Whither Musk’s Twitter

twitter musk

It must be excruciatingly difficult having to decide whether to put some of one’s hundreds-of-billions of dollars, along with potential future profit, at risk to affirm one’s previous public declaration of support for the freedom of speech principle. That is the dilemma that Musk has before him.

Musk finds Twitter threatened with an advertiser boycott. As I previously alluded to, the boycotters of free speech on Twitter could well find themselves boycotted by free-speech supporters. Two can play the boycott game. Musk seems to realize that now. He warned of a “thermonuclear name & shame” reprisal against boycotting advertisers.

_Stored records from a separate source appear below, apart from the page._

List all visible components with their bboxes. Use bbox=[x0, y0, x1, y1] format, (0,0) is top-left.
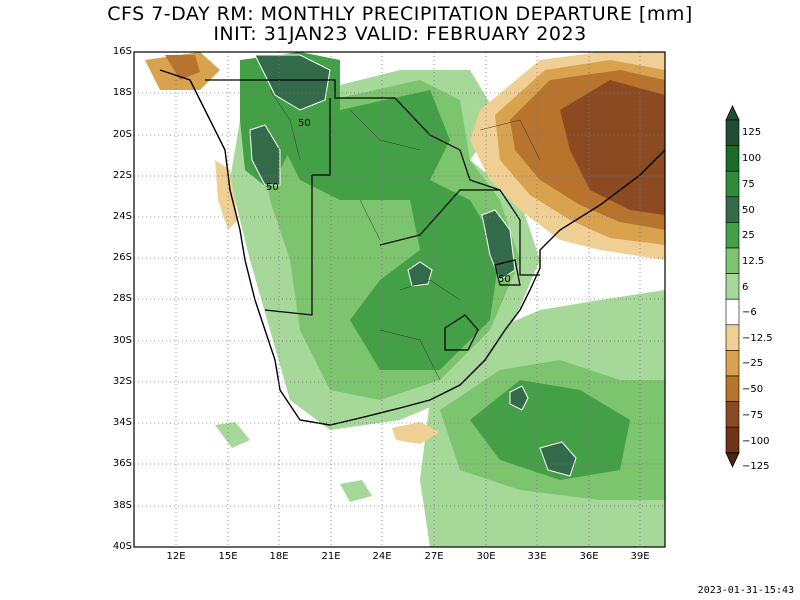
chart-subtitle: INIT: 31JAN23 VALID: FEBRUARY 2023 bbox=[213, 23, 587, 45]
lon-tick-label: 36E bbox=[579, 551, 599, 562]
colorbar-label: −100 bbox=[742, 436, 770, 447]
lat-tick-label: 22S bbox=[112, 170, 132, 181]
dry-region-west-coast bbox=[215, 160, 238, 230]
lon-tick-label: 30E bbox=[476, 551, 496, 562]
contour-label: 50 bbox=[266, 182, 279, 193]
lat-tick-label: 24S bbox=[112, 211, 132, 222]
colorbar-label: 25 bbox=[742, 230, 755, 241]
lon-tick-label: 12E bbox=[166, 551, 186, 562]
dry-region-northeast-core bbox=[560, 80, 665, 215]
colorbar-label: 100 bbox=[742, 153, 762, 164]
colorbar-label: −50 bbox=[742, 384, 764, 395]
colorbar-label: −75 bbox=[742, 410, 764, 421]
lon-tick-label: 24E bbox=[372, 551, 392, 562]
colorbar-label: 6 bbox=[742, 282, 749, 293]
wet-region-interior-core bbox=[280, 90, 500, 370]
colorbar-bottom-arrow bbox=[725, 452, 740, 468]
colorbar-swatch bbox=[725, 247, 740, 274]
timestamp: 2023-01-31-15:43 bbox=[697, 585, 794, 596]
colorbar-swatch bbox=[725, 324, 740, 351]
province-borders bbox=[269, 89, 541, 381]
contour-label: 50 bbox=[498, 274, 511, 285]
lon-tick-label: 15E bbox=[218, 551, 238, 562]
lon-tick-label: 33E bbox=[527, 551, 547, 562]
lat-tick-label: 36S bbox=[112, 458, 132, 469]
coastline bbox=[159, 69, 665, 426]
wet-patch-southwest bbox=[215, 422, 250, 448]
lat-tick-label: 40S bbox=[112, 541, 132, 552]
dry-region-south-coast bbox=[392, 422, 440, 444]
lat-tick-label: 32S bbox=[112, 376, 132, 387]
lat-tick-label: 38S bbox=[112, 500, 132, 511]
lat-tick-label: 28S bbox=[112, 293, 132, 304]
colorbar-swatch bbox=[725, 170, 740, 198]
colorbar-swatch bbox=[725, 426, 740, 454]
colorbar-top-arrow bbox=[725, 105, 740, 121]
lat-tick-label: 34S bbox=[112, 417, 132, 428]
colorbar-label: 12.5 bbox=[742, 256, 765, 267]
colorbar-label: 50 bbox=[742, 205, 755, 216]
colorbar bbox=[725, 105, 740, 468]
colorbar-label: 75 bbox=[742, 179, 755, 190]
heavy-wet-blob-highveld bbox=[407, 261, 433, 287]
lat-tick-label: 16S bbox=[112, 46, 132, 57]
colorbar-swatch bbox=[725, 145, 740, 172]
chart-title: CFS 7-DAY RM: MONTHLY PRECIPITATION DEPA… bbox=[107, 3, 693, 25]
country-borders bbox=[205, 79, 540, 351]
colorbar-label: −12.5 bbox=[742, 333, 773, 344]
colorbar-swatch bbox=[725, 375, 740, 402]
colorbar-swatch bbox=[725, 196, 740, 223]
colorbar-swatch bbox=[725, 119, 740, 146]
colorbar-label: −25 bbox=[742, 358, 764, 369]
colorbar-label: −125 bbox=[742, 461, 770, 472]
colorbar-swatch bbox=[725, 350, 740, 377]
colorbar-swatch bbox=[725, 222, 740, 249]
heavy-wet-blob-namibia-north bbox=[254, 54, 331, 111]
heavy-wet-blob-ocean-south bbox=[539, 441, 577, 477]
gridlines bbox=[134, 52, 665, 547]
colorbar-swatch bbox=[725, 273, 740, 300]
lat-tick-label: 20S bbox=[112, 129, 132, 140]
lat-tick-label: 26S bbox=[112, 252, 132, 263]
wet-region-ocean-core bbox=[470, 380, 630, 480]
heavy-wet-blob-namibia-west bbox=[249, 124, 281, 186]
colorbar-label: −6 bbox=[742, 307, 757, 318]
contour-label: 50 bbox=[298, 118, 311, 129]
lon-tick-label: 21E bbox=[321, 551, 341, 562]
lon-tick-label: 27E bbox=[424, 551, 444, 562]
lon-tick-label: 18E bbox=[269, 551, 289, 562]
heavy-wet-blob-ocean-east bbox=[509, 385, 529, 411]
wet-patch-south-ocean bbox=[340, 480, 372, 502]
dry-region-northwest-inner bbox=[165, 55, 200, 80]
lat-tick-label: 18S bbox=[112, 87, 132, 98]
lon-tick-label: 39E bbox=[630, 551, 650, 562]
plot-frame bbox=[133, 51, 666, 548]
colorbar-swatch bbox=[725, 298, 740, 326]
colorbar-label: 125 bbox=[742, 127, 762, 138]
colorbar-swatch bbox=[725, 401, 740, 428]
lat-tick-label: 30S bbox=[112, 335, 132, 346]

Musk has expressed willingness to fight the “activist groups pressuring advertisers” and their compliant advertisers who are “trying to destroy free speech in America.”

But has Musk provided a free speech forum for all Twitter users? Yours truly, a small-fry free-speech, anti-racism, anti-war, anti-disinformation sporadic user of Twitter have been banished without notice or reason for several months now. I assume it is for my progressivist principles that are not shared by Democrats working in the Twitter space (e.g., support for Palestinian rights, support for Indigenous rights, support for all human rights, etc).

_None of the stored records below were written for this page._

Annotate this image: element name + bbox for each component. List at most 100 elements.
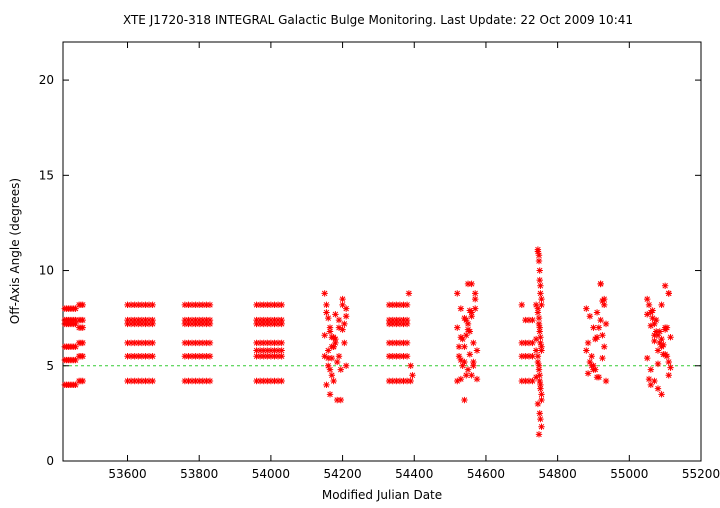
- data-point: [525, 316, 533, 324]
- data-point: [342, 362, 350, 369]
- data-point: [185, 377, 192, 385]
- data-point: [403, 353, 411, 360]
- data-point: [665, 290, 672, 297]
- data-point: [601, 301, 608, 309]
- data-point: [138, 377, 146, 385]
- data-point: [323, 301, 330, 309]
- data-point: [525, 353, 533, 360]
- data-point: [196, 377, 203, 385]
- data-point: [457, 305, 465, 312]
- data-point: [274, 339, 282, 347]
- data-point: [135, 301, 142, 309]
- data-point: [124, 316, 131, 324]
- data-point: [181, 301, 189, 309]
- data-point: [522, 377, 529, 385]
- data-point: [256, 353, 264, 360]
- data-point: [326, 328, 334, 335]
- data-point: [393, 353, 400, 360]
- data-point: [522, 316, 529, 324]
- data-point: [389, 320, 396, 328]
- data-point: [393, 339, 400, 347]
- y-tick-label: 0: [46, 454, 54, 468]
- data-point: [454, 324, 461, 331]
- x-axis-label: Modified Julian Date: [322, 488, 442, 502]
- data-point: [337, 396, 344, 404]
- data-point: [267, 347, 275, 354]
- data-point: [72, 320, 79, 328]
- data-point: [660, 341, 667, 349]
- data-point: [536, 267, 543, 274]
- data-point: [396, 339, 404, 347]
- data-point: [652, 328, 660, 335]
- data-point: [537, 415, 544, 423]
- data-point: [274, 316, 282, 324]
- data-point: [203, 301, 210, 309]
- data-point: [260, 377, 267, 385]
- data-point: [661, 282, 669, 289]
- data-point: [586, 313, 594, 320]
- y-tick-label: 20: [39, 73, 54, 87]
- data-point: [341, 320, 348, 328]
- data-point: [529, 353, 536, 360]
- data-point: [271, 301, 278, 309]
- data-point: [253, 320, 260, 328]
- data-point: [253, 377, 260, 385]
- data-point: [597, 316, 604, 324]
- data-point: [264, 339, 271, 347]
- data-point: [471, 305, 479, 312]
- data-point: [188, 320, 196, 328]
- data-point: [267, 320, 275, 328]
- data-point: [652, 316, 660, 324]
- data-point: [593, 309, 601, 316]
- data-point: [135, 377, 142, 385]
- data-point: [647, 366, 655, 373]
- data-point: [599, 332, 606, 339]
- data-point: [267, 339, 275, 347]
- data-point: [466, 351, 474, 358]
- data-point: [385, 339, 393, 347]
- data-point: [145, 301, 153, 309]
- data-point: [138, 339, 146, 347]
- data-point: [342, 313, 350, 320]
- data-point: [407, 362, 414, 369]
- x-tick-label: 53800: [180, 467, 218, 481]
- data-point: [537, 334, 544, 341]
- data-point: [206, 353, 214, 360]
- data-point: [651, 337, 658, 345]
- data-point: [124, 301, 131, 309]
- data-point: [667, 334, 674, 341]
- data-point: [385, 353, 393, 360]
- data-point: [464, 366, 472, 373]
- data-point: [274, 353, 282, 360]
- data-point: [656, 339, 663, 347]
- data-point: [396, 353, 404, 360]
- data-point: [79, 301, 86, 309]
- data-point: [457, 356, 465, 364]
- axis-ticks: 53600 53800 54000 54200 54400 54600 54800 55000…: [39, 42, 720, 481]
- data-point: [203, 320, 210, 328]
- data-point: [131, 301, 138, 309]
- data-point: [267, 316, 275, 324]
- y-axis-label: Off-Axis Angle (degrees): [8, 178, 22, 324]
- data-point: [149, 339, 156, 347]
- data-point: [72, 316, 79, 324]
- data-point: [454, 290, 461, 297]
- data-point: [471, 295, 479, 303]
- data-point: [79, 353, 86, 360]
- data-point: [321, 353, 328, 360]
- data-point: [602, 320, 610, 328]
- data-point: [256, 347, 264, 354]
- data-point: [525, 339, 533, 347]
- data-point: [278, 347, 285, 354]
- data-point: [473, 347, 481, 354]
- data-point: [127, 339, 135, 347]
- data-point: [403, 339, 411, 347]
- data-point: [192, 339, 199, 347]
- data-point: [188, 339, 196, 347]
- data-point: [595, 324, 603, 331]
- data-point: [135, 353, 142, 360]
- data-point: [403, 377, 411, 385]
- data-point: [274, 377, 282, 385]
- data-point: [586, 358, 594, 366]
- data-point: [72, 305, 79, 312]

But changes are afoot at Twitter. Musk has cut the Twitter workforce in half. This is unfortunate for the ordinary workers just trying to earn an honest living; but, as far as cleaning out the anti-free-speech riff raff at Twitter, it might signal an opening for free-speech advocates.

Alas, Musk seems to think free speech shouldn’t be “free.” Twitter Blue will only be available to those who can afford the monthly $8 fee.

Donald Trump (a personality equally reprehensible to Joe Biden) has, as far as I know, not been invited for reinstatement to Twitter. I dislike most of Trump’s ideological views, but I support his right to express them honestly.

Then there is the case of Scott Ritter, an American patriot who comes across as a fierce critic of US imperialism. For his anti-imperialist views, he found himself banned from Twitter. After the takeover of Twitter by Musk, Ritter set up a new Twitter account and sent out a tweet, stating that Ukraine was behind the massacre at Bucha, as a challenge to Musk. Ritter, a former marine intelligence officer, found himself promptly banned from Twitter again.

Ritter quoted The Who: “Won’t get fooled again. Meet the new boss, same as the old boss.”

It is the early days of Twitter under Musk. Nonetheless, if Musk truly is a free speech devotee, truly is a man of principle, then he will use his Twitter ownership for the promotion of respectful free speech.

I submit that Musk might best demonstrate this by setting in motion a twitter storm pushing for the release of Julian Assange, a heroic free-speech advocate and a principled supporter of the public’s right to know.

Assange has suffered at the hands of corrupt American power abetted by its minions for which he should never have been targeted or persecuted. Conversely, he should be celebrated for his actions which include exposing US war crimes in Iraq. If there is any justice in empire, then Assange must be released, exonerated of all wrongdoing, fairly recompensed, and regarded with all due respect for his sacrifice to humanity — as should all those brave souls who spoke out about the crimes of empire and find themselves languishing under unjust circumstances.